Sobre o imbróglio acerca dos limites do CNJ, o advogado enfatiza que, de acordo com a Constituição, o CNJ deve se manter no exercício exclusivo de sua competência de natureza administrativa, e não mais que isso. Para ele, o CNJ vem extrapolando sua competência. E, em comovente desabafo, esclarece que : "com 72 anos de idade e 50 deles dedicados, de forma exclusiva ao Direito e à Justiça, não poderia calar-me diante de tanto absurdo".

23/12/2011

Ovídio Rocha Barros Sandoval

O Conselho Nacional de Justiça e o poder ilimitado da burocracia

O Conselho Nacional de Justiça teve ingresso na Constituição Federal vigente pela Emenda Constitucional n. 45 de 2004 (clique aqui).

Passou a figurar no art. 92 da Constituição da República (clique aqui), logo depois do Supremo Tribunal Federal e acima do Superior Tribunal de Justiça, como órgão do Poder Judiciário.

Estranhíssima posição constitucional conferida a um órgão, essencialmente administrativo e burocrático que, por sua natureza jurídica, não exerce qualquer atividade jurisdicional ou judiciária, vir a ocupar o segundo lugar na hierarquia entre os órgãos do Poder Judiciário.

O Conselho Nacional de Justiça, embora integrante do Poder Judiciário da União não possui o exercício de atividade jurisdicional, privativa dos tribunais, dos juízes de primeiro grau de jurisdição e de outros órgãos judiciários.

Logo, a atividade de referido Conselho tem natureza administrativa.
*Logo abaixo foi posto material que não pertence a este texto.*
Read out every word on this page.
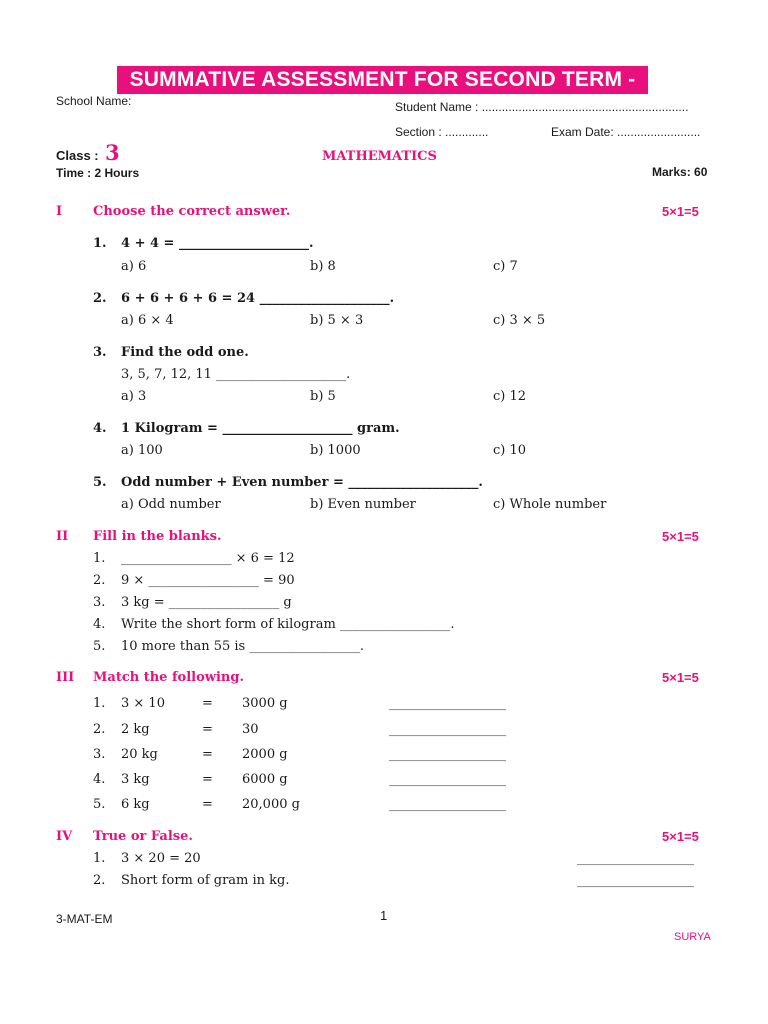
SUMMATIVE ASSESSMENT FOR SECOND TERM - 2019-20
School Name:	Student Name : ..............................................................
Section : .............	Exam Date: .........................
Class : 3	MATHEMATICS
Time : 2 Hours	Marks: 60
I Choose the correct answer.	5×1=5
1. 4 + 4 = ____________________.
a) 6	b) 8	c) 7
2. 6 + 6 + 6 + 6 = 24 ____________________.
a) 6 × 4	b) 5 × 3	c) 3 × 5
3. Find the odd one.
3, 5, 7, 12, 11 ____________________.
a) 3	b) 5	c) 12
4. 1 Kilogram = ____________________ gram.
a) 100	b) 1000	c) 10
5. Odd number + Even number = ____________________.
a) Odd number	b) Even number	c) Whole number
II Fill in the blanks.	5×1=5
1. _________________ × 6 = 12
2. 9 × _________________ = 90
3. 3 kg = _________________ g
4. Write the short form of kilogram _________________.
5. 10 more than 55 is _________________.
III Match the following.	5×1=5
1. 3 × 10	= 3000 g	__________________
2. 2 kg	= 30	__________________
3. 20 kg	= 2000 g	__________________
4. 3 kg	= 6000 g	__________________
5. 6 kg	= 20,000 g	__________________
IV True or False.	5×1=5
1. 3 × 20 = 20	__________________
2. Short form of gram in kg.	__________________
3-MAT-EM	1
SURYA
Não legisla, porque não faz parte do Poder Legislativo. Muito menos possui competência constitucional para se imiscuir em matérias da alçada dos Estados, ferindo de morte o pacto federativo.
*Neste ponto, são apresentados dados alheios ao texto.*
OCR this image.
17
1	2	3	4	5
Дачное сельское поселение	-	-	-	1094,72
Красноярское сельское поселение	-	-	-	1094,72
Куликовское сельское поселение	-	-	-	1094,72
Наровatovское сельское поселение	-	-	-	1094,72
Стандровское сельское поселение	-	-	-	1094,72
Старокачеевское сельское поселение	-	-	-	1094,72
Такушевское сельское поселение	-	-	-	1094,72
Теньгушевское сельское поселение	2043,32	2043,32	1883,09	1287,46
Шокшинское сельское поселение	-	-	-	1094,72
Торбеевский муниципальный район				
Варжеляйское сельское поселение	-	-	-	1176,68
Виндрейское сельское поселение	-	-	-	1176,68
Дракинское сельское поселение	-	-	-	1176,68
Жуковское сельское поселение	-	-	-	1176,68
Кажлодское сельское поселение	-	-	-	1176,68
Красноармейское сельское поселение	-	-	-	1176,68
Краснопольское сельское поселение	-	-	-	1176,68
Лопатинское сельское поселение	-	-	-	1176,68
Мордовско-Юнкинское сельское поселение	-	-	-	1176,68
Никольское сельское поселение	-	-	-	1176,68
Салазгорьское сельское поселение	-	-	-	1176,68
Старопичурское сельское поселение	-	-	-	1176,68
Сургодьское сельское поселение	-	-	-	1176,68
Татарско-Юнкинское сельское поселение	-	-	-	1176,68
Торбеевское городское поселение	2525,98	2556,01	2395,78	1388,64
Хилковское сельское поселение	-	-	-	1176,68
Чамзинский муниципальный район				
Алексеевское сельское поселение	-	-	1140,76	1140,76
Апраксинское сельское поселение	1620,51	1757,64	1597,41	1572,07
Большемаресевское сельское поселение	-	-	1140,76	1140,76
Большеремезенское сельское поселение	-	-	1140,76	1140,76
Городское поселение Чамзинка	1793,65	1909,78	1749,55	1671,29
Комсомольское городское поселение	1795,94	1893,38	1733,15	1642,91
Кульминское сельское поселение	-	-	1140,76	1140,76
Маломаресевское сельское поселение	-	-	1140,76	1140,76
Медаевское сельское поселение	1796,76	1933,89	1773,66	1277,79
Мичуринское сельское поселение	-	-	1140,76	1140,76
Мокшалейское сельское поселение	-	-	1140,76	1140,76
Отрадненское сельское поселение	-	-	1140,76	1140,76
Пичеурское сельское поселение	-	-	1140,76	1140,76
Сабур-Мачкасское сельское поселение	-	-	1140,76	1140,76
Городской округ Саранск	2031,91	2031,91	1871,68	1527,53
Todavia o Conselho Nacional de Justiça, no exercício de sua atividade administrativa, vem extrapolando, para ingressar na criação de direito novo, lançando às urtigas as regras próprias de sua competência, chegando ao cúmulo, em diversas oportunidades, de derrogar situações jurídicas sedimentadas com base nas leis vigentes à época em que foram criadas, definidas e constituídas.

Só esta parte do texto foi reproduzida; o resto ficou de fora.